Elizabeth Warren says her parents had to elope because she was part Cherokee and part Delaware.
This entire situation is worse than I had thought. pic.twitter.com/E87HDB3Qqo
— 🌹 (@AlytaDeLeon) September 28, 2019
Here’s a 2012 posting at Legal Insurrection casting doubt on Senator Warren’s “My parents had to elope because my mother was an Indian” theory. The local newspaper article on their wedding portrays her mother as a socially popular daughter of a prominent local businessman.
On the other hand, lots of families have lots of complicated stories. (My go-to illustration of this is that Gerald Ford — the exemplar of a normal All-American man of broad but not overwhelming talents, athletic, legal, and political, — was named Lesley King until he was 3.)
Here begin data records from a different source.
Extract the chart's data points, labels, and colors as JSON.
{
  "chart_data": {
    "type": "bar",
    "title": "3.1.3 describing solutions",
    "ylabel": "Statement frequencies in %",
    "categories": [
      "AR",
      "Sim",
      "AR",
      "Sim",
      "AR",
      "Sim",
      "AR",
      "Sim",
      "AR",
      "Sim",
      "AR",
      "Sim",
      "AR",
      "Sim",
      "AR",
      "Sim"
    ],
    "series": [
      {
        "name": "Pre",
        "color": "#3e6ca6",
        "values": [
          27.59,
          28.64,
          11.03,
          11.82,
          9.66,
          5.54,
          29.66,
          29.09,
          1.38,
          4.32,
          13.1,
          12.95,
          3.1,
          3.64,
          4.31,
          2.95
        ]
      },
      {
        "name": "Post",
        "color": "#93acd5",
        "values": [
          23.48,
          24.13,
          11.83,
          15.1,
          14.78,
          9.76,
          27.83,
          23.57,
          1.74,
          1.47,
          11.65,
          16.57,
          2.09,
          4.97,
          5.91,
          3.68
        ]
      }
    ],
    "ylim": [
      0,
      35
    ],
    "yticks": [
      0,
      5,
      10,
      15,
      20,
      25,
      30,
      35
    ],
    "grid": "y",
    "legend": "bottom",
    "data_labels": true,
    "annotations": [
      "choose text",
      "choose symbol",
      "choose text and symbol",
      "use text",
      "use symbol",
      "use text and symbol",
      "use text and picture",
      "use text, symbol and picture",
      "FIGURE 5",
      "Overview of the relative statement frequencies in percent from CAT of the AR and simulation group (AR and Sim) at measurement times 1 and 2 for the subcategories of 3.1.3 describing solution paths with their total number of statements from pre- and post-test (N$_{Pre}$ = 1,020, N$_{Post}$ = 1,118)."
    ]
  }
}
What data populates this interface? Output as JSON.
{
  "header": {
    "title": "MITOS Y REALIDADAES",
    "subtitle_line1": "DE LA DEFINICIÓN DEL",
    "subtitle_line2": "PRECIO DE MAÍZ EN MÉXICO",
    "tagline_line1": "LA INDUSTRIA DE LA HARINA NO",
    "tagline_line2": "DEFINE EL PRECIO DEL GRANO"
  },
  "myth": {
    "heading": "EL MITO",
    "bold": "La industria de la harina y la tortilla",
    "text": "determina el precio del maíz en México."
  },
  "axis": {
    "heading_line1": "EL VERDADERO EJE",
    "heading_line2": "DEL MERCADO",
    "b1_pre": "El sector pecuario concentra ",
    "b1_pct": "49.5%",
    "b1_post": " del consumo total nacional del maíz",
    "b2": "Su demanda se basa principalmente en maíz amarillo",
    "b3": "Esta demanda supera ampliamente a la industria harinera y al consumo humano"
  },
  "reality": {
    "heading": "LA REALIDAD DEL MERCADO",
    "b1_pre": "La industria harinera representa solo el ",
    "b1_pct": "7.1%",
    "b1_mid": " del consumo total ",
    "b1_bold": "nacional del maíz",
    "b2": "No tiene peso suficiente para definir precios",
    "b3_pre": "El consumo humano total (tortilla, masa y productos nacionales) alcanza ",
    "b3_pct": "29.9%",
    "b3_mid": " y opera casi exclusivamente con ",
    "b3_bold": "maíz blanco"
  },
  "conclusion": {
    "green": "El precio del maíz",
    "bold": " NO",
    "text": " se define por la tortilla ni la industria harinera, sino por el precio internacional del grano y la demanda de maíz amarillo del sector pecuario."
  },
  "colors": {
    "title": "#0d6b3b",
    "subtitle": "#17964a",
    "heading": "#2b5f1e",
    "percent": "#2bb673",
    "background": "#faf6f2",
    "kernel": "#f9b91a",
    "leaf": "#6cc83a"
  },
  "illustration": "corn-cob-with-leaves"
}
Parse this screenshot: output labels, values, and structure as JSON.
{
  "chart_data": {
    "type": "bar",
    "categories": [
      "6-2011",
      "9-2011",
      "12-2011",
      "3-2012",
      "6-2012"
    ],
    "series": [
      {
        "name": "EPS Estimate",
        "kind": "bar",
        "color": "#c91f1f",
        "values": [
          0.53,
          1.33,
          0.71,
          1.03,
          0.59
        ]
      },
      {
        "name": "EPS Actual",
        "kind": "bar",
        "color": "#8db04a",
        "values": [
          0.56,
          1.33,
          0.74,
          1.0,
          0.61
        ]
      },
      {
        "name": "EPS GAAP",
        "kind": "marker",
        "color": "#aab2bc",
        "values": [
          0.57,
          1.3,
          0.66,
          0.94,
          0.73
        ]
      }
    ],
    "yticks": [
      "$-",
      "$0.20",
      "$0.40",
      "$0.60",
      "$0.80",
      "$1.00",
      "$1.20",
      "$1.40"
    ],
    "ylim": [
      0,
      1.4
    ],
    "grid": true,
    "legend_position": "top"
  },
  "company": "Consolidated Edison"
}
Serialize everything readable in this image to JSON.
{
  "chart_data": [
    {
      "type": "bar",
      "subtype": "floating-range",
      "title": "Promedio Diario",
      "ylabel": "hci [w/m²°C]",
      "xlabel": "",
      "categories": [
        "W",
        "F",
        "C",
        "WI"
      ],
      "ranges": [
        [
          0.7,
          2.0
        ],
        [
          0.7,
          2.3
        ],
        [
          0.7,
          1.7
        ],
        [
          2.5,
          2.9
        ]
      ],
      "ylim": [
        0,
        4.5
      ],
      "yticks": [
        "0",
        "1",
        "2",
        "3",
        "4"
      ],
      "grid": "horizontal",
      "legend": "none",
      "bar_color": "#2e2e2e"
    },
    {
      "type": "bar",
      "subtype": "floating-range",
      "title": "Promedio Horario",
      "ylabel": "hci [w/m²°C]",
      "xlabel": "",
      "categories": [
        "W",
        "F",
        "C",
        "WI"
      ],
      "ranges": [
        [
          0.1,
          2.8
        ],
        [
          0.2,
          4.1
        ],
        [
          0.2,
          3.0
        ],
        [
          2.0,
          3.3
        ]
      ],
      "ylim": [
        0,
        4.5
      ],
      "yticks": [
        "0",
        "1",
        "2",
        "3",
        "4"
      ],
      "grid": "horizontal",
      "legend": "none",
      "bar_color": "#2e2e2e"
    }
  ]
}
On the other, other hand, most Americans today assume from the black analogy that back in 1932 there must have been some sort of One Drop Rule against intermarriage with anybody with any Indian ancestry. But in 1932, the Vice President of the United States, Charles Curtis, was famously part Indian. Similarly, one of the first two Senators Oklahoma sent to Washington in 1907, Robert L. Owen, was famously part Cherokee and had won a $5 million judgement against the U.S. government for the Trail of Tears.
So, there was, in general, very little social detriment to being a tiny bit American Indian in the U.S. in the first half of the 20th Century. On the other hand, perhaps Senator Warren’s father’s parents had old-fashioned views dating back to the Indian Wars? (Anti-Indianism had largely died out by 1932 and been replaced by Indianphilia, but hatred of Indians was common in the 19th Century among Westerners who’d had to deal with them. For example, Mark Twain was fairly pro-black but he absolutely hated Indians.)
Or perhaps “Indian” was a euphemism for a more direct problem in her mother’s family, such as too great of a taste for firewater?
Let me offer a different line of speculation: as a law professor, Professor Warren was intimately acquainted with the endless arguments over affirmative action, such as the Supreme Court’s famous Bakke decision of 1978. So her statements that she was just identifying as an American Indian so she might be invited to join a social club of Indians are silly. Affirmative action was a huge issue in the law at the time she identified herself officially on forms as American Indian.
What’s more possible is that as somebody who started out as a Republican, not changing her registration to Democrat until 1996, that she was, in effect, trolling the affirmative action system by pointing out the absurdity in the system that even she could claim to be worthy of affirmative action.
Lots of people on the right say that you should just check off Native American on your forms because you were born here, right, and how are they going to prove you are not American Indian? What’s the minimum cutoff level of ancestry needed? Exacerbate the Contradictions!
Warren was ideologically affiliated with Richard Posner’s “Law and Economics” movement up until she researched consumer bankruptcies in the mid-1980s, so hostility toward affirmative action would not have been implausible.